The initiative provides merit-based scholarships for high school students from nearly 40 countries with significant Muslim populations.
Nkwah said she never traveled before this year. While attending the 11th grade at Start High School, she has experienced many firsts, including her first movie.
Ellis said the stove, microwave, refrigerator and freezer were all new for her exchange student.
“They buy everything fresh. They grow it. They get it from the ocean. They’re not going to fast food restaurants and sit-down restaurants,” said Ellis. “She doesn’t have running water. They collect their water through springs and rainwater, and they boil it so they can use it.”
Nkwah recalled her confusion on her first day of classes at Start High School when she realized the students needed to move from class to class. She explained that at home, the teachers move between classrooms rather than the students. After someone explained a late pass to Nkwah, a friend helped her navigate around the school. She said it was also a shock to hear how casually students spoke to their teachers.
Nkwah is enthusiastic about her time in the U.S. and is looking forward to visiting Cedar Point with her choir class before she returns home in June. She will also attend a closing ceremony in Washington with other international students before she leaves the U.S.
After high school, Nkwah said she would like to attend medical school and would be interested in returning to the U.S. to attend a university.

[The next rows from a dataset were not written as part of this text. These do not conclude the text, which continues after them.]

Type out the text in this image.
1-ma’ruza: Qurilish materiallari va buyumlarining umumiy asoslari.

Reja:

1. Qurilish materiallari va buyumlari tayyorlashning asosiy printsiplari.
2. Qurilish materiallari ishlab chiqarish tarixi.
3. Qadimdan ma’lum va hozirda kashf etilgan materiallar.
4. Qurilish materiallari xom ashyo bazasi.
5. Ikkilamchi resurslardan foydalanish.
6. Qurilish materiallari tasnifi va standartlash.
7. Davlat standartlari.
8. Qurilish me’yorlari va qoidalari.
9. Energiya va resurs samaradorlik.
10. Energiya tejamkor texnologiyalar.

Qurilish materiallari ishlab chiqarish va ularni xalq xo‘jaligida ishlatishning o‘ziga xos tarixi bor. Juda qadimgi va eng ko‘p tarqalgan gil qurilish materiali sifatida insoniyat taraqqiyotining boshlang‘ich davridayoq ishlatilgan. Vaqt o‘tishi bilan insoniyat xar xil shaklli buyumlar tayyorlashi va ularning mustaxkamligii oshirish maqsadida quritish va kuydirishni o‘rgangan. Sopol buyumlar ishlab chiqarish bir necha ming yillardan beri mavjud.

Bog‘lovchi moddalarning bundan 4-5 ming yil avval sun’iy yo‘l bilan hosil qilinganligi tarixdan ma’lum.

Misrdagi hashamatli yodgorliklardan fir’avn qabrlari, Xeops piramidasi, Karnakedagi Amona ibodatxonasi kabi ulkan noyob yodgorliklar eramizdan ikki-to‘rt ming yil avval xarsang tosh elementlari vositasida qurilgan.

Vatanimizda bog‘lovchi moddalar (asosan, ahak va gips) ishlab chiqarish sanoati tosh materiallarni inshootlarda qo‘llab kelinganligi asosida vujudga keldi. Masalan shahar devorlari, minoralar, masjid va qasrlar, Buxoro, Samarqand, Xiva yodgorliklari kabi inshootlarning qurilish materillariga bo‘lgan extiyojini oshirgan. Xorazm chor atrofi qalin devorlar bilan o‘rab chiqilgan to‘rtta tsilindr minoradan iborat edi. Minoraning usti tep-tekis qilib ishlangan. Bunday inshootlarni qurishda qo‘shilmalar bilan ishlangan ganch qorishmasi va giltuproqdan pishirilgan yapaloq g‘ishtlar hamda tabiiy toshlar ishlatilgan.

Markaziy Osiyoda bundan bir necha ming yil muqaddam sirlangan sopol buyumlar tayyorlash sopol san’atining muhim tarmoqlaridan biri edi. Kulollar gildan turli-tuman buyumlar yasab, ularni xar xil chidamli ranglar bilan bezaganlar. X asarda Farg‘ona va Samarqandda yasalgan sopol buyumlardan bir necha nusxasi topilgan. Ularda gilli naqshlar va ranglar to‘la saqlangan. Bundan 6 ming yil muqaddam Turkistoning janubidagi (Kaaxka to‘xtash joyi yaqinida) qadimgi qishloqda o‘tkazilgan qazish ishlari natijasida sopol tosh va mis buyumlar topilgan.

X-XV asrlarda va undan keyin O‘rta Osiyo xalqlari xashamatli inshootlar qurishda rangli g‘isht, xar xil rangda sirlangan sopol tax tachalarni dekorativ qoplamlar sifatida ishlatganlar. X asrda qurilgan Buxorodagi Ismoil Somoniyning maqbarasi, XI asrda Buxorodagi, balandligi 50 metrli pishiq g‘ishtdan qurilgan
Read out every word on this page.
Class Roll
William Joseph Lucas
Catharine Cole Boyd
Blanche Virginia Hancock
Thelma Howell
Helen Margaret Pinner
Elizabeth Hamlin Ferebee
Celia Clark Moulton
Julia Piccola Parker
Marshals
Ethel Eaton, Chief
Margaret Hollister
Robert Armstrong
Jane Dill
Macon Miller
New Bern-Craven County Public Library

Concerns about future funding
This year, ACES has 35 students from 32 countries studying in northwest Ohio and southeast Michigan. Ellis estimated about 3,500 international high school students come to the U.S. annually under State Department programs, with help from about 17 placement organizations.
Ellis worries about what the future holds for these programs. “We are placing students to come to this area for the next school year. So we’ve been funded through 2026. Beyond that, we don’t know,” she said. “The Administration, or President Trump, is threatening to pull more funding from the State Department.”
The Trump administration’s 2026 budget request, released May 2, calls for $690 million in cuts to educational and cultural exchanges.
AFS-USA, which was not directly impacted by the funding pause in February, said in a statement that it is monitoring the situation closely and continuing its programs as planned.
“We’re actively placing students for the upcoming school year, and there have been no changes communicated from the U.S. Department of State that impact our operations or program expectations per the announced reorganization,” the organization stated.
Ellis said she plans to continue advocating in Washington for exchange programs that change lives for both the international students and Americans who host and go to school with them.
“This is a national diplomatic initiative, and it’s one of the most important ones that the U.S. State Department has,” said Ellis.
The learning benefits extend far beyond the experience of the international students, she added. “This is a global learning experience for American students to understand what their role is as global citizens and how we’re interconnected.”